I think what it would do is smooth out the voltage so there are no longer pulses switching the MOSFET on/off. All the RC part needs to do is give more than 2.5v for that MOSFET at the gate for it to function like a switch. I am presuming that a constant voltage eGo board is always switching though and in a range that is effective for the RC throughout the battery discharge cycle.

I don't quite know what the capacitance of a MOSFET affects. :P

No capacitor, 'smoothing' out the vape is pointless, it doesn't need smoothing at all, if you really think you can notice it switching at a few thousand hertz then you're either a superhuman freak or you're imagining things.
The 'switching' is what controls the external MOSFET, so it's definitely required! You could RC the output of that, but I would bet a blue screwdriver you couldn't tell the difference in a blind test.

The capacitance I referred to previously is inside the gate of the MOSFET, it has nothing to do with the output side! I only mentioned it because it's the only load on the board, about 300mA, and that's why the short protection won't work.

You likely need to give alot more than 2.5V to the MOSFET gate unless you want to fry it!
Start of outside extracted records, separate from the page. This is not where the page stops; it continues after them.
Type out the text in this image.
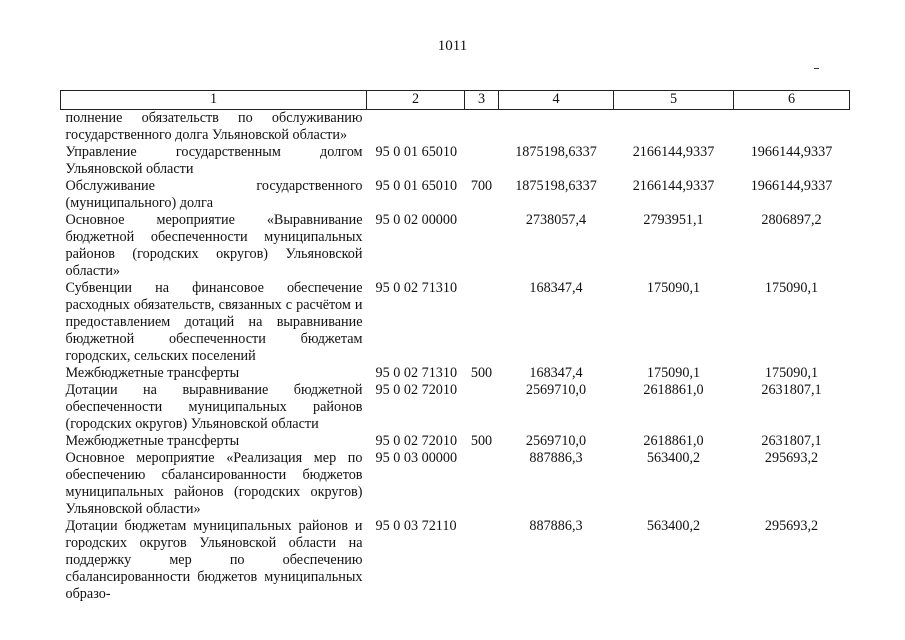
1011
1	2	3	4	5	6
полнение обязательств по обслуживанию государственного долга Ульяновской области»					
Управление государственным долгом Ульяновской области	95 0 01 65010		1875198,6337	2166144,9337	1966144,9337
Обслуживание государственного (муниципального) долга	95 0 01 65010	700	1875198,6337	2166144,9337	1966144,9337
Основное мероприятие «Выравнивание бюджетной обеспеченности муниципальных районов (городских округов) Ульяновской области»	95 0 02 00000		2738057,4	2793951,1	2806897,2
Субвенции на финансовое обеспечение расходных обязательств, связанных с расчётом и предоставлением дотаций на выравнивание бюджетной обеспеченности бюджетам городских, сельских поселений	95 0 02 71310		168347,4	175090,1	175090,1
Межбюджетные трансферты	95 0 02 71310	500	168347,4	175090,1	175090,1
Дотации на выравнивание бюджетной обеспеченности муниципальных районов (городских округов) Ульяновской области	95 0 02 72010		2569710,0	2618861,0	2631807,1
Межбюджетные трансферты	95 0 02 72010	500	2569710,0	2618861,0	2631807,1
Основное мероприятие «Реализация мер по обеспечению сбалансированности бюджетов муниципальных районов (городских округов) Ульяновской области»	95 0 03 00000		887886,3	563400,2	295693,2
Дотации бюджетам муниципальных районов и городских округов Ульяновской области на поддержку мер по обеспечению сбалансированности бюджетов муниципальных образо-	95 0 03 72110		887886,3	563400,2	295693,2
The way this board works is Pulse Width Modulation, it turns the output on and off thousands of times per second, with a duty cycle (switched on time) of roughly 60% for red and about 80% for purple, when it's switched on, so is the external MOSFET, when it's switched off, so is the external MOSFET.

The problem you'll have with non adjustable boards is that they use PWM too, but aim to give the equivalent of 3.6V or 3.5V out, battery sag with high drain will throw them off quite a lot, and the output is unreliable so just building a coil for 3.5V won't always work as you expect.

You could use 26 gauge, depends on your amperage requirements, you'd be good for up to about 3 amps, 13 gauge you're good for up to 35 amps. That is being conservative though, you can probably exceed those ratings by 50% since box mods have short wire runs which are only used for pulses rather than continuous.

www.powerstream.com/Wire_Size.htm

Yes you could use an RC filter so that the output is a constant voltage to turn on the MOSFET constantly using those other boards, but there are probably much better ways to use these boards alongside a simple unregulated circuit such as locating them in the circuit parallel to the firing circuit with a separate button, or using bipolar junction transistors or a couple of P and N channel FETs to trigger the board alongside the firing mechanism.

There's no efficiency to be gained by chopping up the gate signal with a PWM then smoothing it back out, you just make it less efficient and make it more likely you'll burn out the FET, their resistance is increased the lower the gate voltage is.

It's really great having experienced posters to help! Thank you hexxed. Btw quick question, would using pwm at the gate cause the mosfet to turn on and off at the drain side as well? If it does, won't it make the output voltage oscillate as well making the average voltage lower than the voltage from the battery? Sorry if I post stupid questions

@NurseJ.
The output will be about the same as the input signal.
If it is chopped, you will not have the full battery power.



Something to consider if you want a variable output.

-PWM-ing a mosfet gate make it be in its ohmic region more often, resulting in more heat generated in the mosfet, the higher the frequency the more impact it will have.

-The resistance value used to turn off the mosfet also have an effect on the heat generated in the mosfet when it is PWM-ed.
A too high value will make the mosfet stay in its ohmic region for longer at each cycles, if it even have the time to turn off.
The mosfet turn off resistance can actually be used to smooth out the gate voltage as it is basicaly creating a rc filter with the gate capacitance, depending on the mosfet, a small additional capacitor might be require to do this.
For fast switching, the capacitance at the gate need to be as small as possible, selecting the right mosfet for the job is a must.
A too low value will drain a lot of current just to turn the mosfet on, affecting the voltage at the gate too.